Wednesday, January 18, 2012

Wizardry Writing Wednesday #13 by Wizard Lexiconi -

Welcome back young scribes and toads. (Oh, and yes you dragons and trolls, as well.) 

I assume you have had ample time to come up with your story ideas. Whether short or long, every story must have a "stand-out" character. Nobody wants to read about how your dog slept all day, or how a mouse ran in his spinning wheel for an hour straight. Those characters must have a distinct personality and more important, they must have a problem to face and overcome. 

Once you have your character developed, now you will need to focus on your plot.  Check back over previous post to learn more on this topic. 

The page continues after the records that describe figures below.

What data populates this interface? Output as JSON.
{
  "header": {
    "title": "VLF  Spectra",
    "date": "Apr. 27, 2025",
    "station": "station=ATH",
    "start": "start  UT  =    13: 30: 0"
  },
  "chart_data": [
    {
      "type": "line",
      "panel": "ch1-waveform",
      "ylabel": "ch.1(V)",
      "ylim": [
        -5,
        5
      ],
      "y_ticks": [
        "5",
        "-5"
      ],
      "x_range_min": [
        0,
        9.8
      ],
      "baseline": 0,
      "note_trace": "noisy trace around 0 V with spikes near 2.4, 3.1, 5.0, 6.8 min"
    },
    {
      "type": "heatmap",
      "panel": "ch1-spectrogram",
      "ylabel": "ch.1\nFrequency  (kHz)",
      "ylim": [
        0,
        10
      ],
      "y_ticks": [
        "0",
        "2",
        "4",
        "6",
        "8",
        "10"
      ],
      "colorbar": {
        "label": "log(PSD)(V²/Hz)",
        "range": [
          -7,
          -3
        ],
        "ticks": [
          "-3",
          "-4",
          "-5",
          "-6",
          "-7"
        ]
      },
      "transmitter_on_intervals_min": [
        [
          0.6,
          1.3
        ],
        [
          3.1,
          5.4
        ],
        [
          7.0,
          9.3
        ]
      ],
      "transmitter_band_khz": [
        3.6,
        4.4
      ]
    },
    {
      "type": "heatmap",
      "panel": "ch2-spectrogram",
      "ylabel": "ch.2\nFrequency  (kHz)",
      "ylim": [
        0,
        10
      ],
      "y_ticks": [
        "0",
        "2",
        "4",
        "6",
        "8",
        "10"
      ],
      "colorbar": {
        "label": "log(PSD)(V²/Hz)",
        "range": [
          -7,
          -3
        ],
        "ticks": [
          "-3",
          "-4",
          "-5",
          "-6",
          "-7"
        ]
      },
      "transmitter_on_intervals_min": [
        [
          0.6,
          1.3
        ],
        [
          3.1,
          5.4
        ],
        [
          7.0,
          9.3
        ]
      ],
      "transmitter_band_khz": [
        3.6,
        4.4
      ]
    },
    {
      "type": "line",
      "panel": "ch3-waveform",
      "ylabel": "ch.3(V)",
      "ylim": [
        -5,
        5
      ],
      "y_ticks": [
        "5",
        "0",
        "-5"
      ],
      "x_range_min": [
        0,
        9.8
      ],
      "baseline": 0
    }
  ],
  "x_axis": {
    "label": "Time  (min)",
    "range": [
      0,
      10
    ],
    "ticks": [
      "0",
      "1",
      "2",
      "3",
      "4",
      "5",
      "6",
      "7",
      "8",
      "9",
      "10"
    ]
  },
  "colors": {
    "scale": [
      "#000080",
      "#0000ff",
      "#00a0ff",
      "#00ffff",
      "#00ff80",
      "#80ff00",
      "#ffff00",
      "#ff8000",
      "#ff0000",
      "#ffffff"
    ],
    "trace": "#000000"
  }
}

So, I will also assume that you have somewhat planned out your story. Listen up: NOT EVERYONE is good at plotting out a story. Plotting kills their inspiration. It's like opening the last few pages of a book or being told how a story ends. The thrill of discovery is gone and they can't write another word on it. 

If you are a "seat-of-the-pants" writer, then you will want to keep in mind the general direction that your story will take and a possibility on how it will end. 

This week, we will talk more about scenes. 
A scene is a small part of the over all story. Picture a scene in The Wizard of Oz, where Dorthy decides she will run away to protect her dog Toto. The scene starts with her crying on her bed. Toto returns. Then Dorthy is so glad to see him, but knows that hateful woman will come back for them if she doesn't do something. So Dorthy makes a choice and then we are taken into the next scene. 

Every scene has a motivator. This is something that happens that forces your characters to react. 

So, put simply, every scene in a story should contain a motivator and reaction. And each scene must make your story move forward.

Keeping this in mind will  help you as the writer to keep from putting in unnecessary scenes. If there is no motivator and no forced reaction from the character which moves the story forward, then you have done nothing more than create an information dump. 

Get rid of those. They make a story drag and cause readers to close your book. 

Look at your favorite books and try to mark where a scene begins and where it ends. Sometimes a scene is a whole chapter. Sometimes it's just a few paragraphs. 

This will help you to be able to see your own story in smaller scenes and will help you write tighter prose. 

Until next week--
Happy Writing, friends.
Let your imagination weave some wacky tales.
Wiz. Lexiconi, Sr. Mage 1st class: Fabulist extraordinaire.


Jenny Sulpizio said...

Love this post, Jackie. I think setting the scene for the reader can be really tricky. You want to be detailed, but not too detailed. You want to provide the reader with the opportunity to imagine-balance between describing too much is a delicate one for sure.

Great post!

Julie Hedlund said...

Great post! Every scene is like a mini-book.

Jackie Castle said...

You are exactly right, Jenny. And each scene needs to have a purpose. It either needs to move the plot forward, or show something important about your characters.

Jackie Castle said...

Thanks Julie. When I'm writing a book, sometimes snippets of scenes will come to me. So I write down those thoughts on a note card and put them into one of those small card files, like for recipe cards. It keeps my mind free to continue brainstorming, I don't lose those possibly great scenes, and eventually, I organize them into a complete story and this makes the writing process much easier.

Lee Wind, M.Ed. said...

Fun - I liked your breakdown of what happens in a scene. And thanks as well for participating in the 2012 Comment Challenge!